So, Bruce, given that ChatScript can watch the conversation and modify itself, what are your thoughts about the theoretical limits of what it COULD someday do, and what the rate-limiting factors are on it evolving to that point (or along that axis.)
You’ve put a lot of work into providing for relatively easy development (even by a separated team) of orthogonal topics, and trying to keep the syntax sufficiently clean and lucid so that a developer can “glance” (or so) at it and see what it is supposed to do or is doing, and not get irretrievably tangled in complexity. (unlike some earlier products…:)
With ^export and ^import all kinds of background processing could be added, but let’s say for now that such is limited to database calls, web-searches, and patterns that Unix or Perl can detect and parse and hand back to the Engine, to keep most processing in one place.
It seems that such a system is in some sense Turing complete, or whatever the right term is, in that it should be theoretically able to tackle any task given infinit time. My question is much more practical, namely, how much could the system evolve in, say, 5 or 10 years time?
I’m trying to open a discussion about what the enzymes or accelerators are that would boost the system’s rate of evolution. And looking for things more powerful than, say, a color-coded language-specific editor in Eclipse.
What do computational linguists think about ChatScript? What would they add, if they could?

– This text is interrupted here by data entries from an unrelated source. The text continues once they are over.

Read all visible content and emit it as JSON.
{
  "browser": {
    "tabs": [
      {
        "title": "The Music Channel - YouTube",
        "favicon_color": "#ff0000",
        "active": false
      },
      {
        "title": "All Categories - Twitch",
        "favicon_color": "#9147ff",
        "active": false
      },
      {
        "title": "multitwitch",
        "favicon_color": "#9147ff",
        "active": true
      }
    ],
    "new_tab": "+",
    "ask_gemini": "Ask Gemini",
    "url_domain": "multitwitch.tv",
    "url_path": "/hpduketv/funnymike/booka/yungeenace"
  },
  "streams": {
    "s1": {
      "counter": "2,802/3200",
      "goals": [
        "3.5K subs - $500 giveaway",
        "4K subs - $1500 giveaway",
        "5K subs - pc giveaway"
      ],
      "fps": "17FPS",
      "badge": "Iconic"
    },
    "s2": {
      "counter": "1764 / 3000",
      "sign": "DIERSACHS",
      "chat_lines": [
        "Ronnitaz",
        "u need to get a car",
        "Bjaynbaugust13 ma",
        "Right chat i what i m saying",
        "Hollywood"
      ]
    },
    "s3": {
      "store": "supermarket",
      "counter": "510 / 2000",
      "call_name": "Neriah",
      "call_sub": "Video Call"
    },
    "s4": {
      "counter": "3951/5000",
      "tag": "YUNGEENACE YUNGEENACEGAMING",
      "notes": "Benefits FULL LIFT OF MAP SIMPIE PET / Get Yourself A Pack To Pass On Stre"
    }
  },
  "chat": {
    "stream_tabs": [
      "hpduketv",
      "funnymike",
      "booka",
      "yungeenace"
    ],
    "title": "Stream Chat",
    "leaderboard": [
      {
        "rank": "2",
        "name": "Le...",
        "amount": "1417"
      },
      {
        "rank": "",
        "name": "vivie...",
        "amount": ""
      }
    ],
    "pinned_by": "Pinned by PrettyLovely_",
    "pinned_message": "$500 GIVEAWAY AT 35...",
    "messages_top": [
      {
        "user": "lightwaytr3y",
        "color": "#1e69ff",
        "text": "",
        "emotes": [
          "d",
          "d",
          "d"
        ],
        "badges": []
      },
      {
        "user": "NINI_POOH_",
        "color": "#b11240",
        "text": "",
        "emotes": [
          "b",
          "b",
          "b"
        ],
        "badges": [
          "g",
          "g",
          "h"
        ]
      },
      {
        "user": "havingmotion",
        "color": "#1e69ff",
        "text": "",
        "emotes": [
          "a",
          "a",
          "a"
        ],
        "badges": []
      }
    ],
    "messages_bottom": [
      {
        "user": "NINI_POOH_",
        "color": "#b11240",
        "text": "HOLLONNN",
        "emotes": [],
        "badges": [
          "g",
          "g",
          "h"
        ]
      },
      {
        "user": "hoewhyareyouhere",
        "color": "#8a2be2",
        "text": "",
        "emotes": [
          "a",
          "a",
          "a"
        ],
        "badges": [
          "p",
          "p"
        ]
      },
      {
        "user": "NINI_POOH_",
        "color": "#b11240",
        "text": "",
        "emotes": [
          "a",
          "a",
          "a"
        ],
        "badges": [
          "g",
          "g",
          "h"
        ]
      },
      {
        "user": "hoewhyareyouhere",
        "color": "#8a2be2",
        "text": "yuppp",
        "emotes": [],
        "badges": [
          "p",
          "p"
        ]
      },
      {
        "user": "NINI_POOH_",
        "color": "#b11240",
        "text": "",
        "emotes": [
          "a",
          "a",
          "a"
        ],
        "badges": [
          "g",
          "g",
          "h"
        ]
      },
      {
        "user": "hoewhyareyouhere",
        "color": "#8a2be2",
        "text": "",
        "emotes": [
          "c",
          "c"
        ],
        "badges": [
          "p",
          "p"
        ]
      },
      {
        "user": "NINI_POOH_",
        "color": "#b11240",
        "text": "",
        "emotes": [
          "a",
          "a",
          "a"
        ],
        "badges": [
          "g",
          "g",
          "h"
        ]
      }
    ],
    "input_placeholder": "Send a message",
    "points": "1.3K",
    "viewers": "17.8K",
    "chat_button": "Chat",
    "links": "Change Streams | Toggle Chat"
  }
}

Specifically, say, this forum (Chatbots.org) is one type of meta-evolver, which can allow some limited exchange of snippets of useful code and concepts between the man-machine hybrid duals of (developer + their chatbot.)
For example, I’m still considering branching to ALICE - AIML bot in the background instead of going to the “I don’t know how to respond to that.” or other default fall-through response, to deal with off-the-wall input from users. ALICE has digested a large corpus of human conversational volleys and I don’t know (?) if all of that wisdom can be parsed out and wrapped into a core background ChatScript brain that we all share, can contribute to, and can draw on with system calls.
I could and might write a general interface to MySQL, so that there’s one stable paved path to look up data that we can improve from.
But it really seems, in some way, that ChatScript should be able to reflect on, learn from, and improve ChatScript code. Then, instead of asking Bruce or Dave how some snippet of code looks, I could ask the ChatScriptLintBot to read my code and suggest (or make) improvements,
as well as to tease out useful new patterns of general interest and flag those for future use.
I’ll stop here and see what kind of interest there is in this discussion or pointers to other literature I should go read.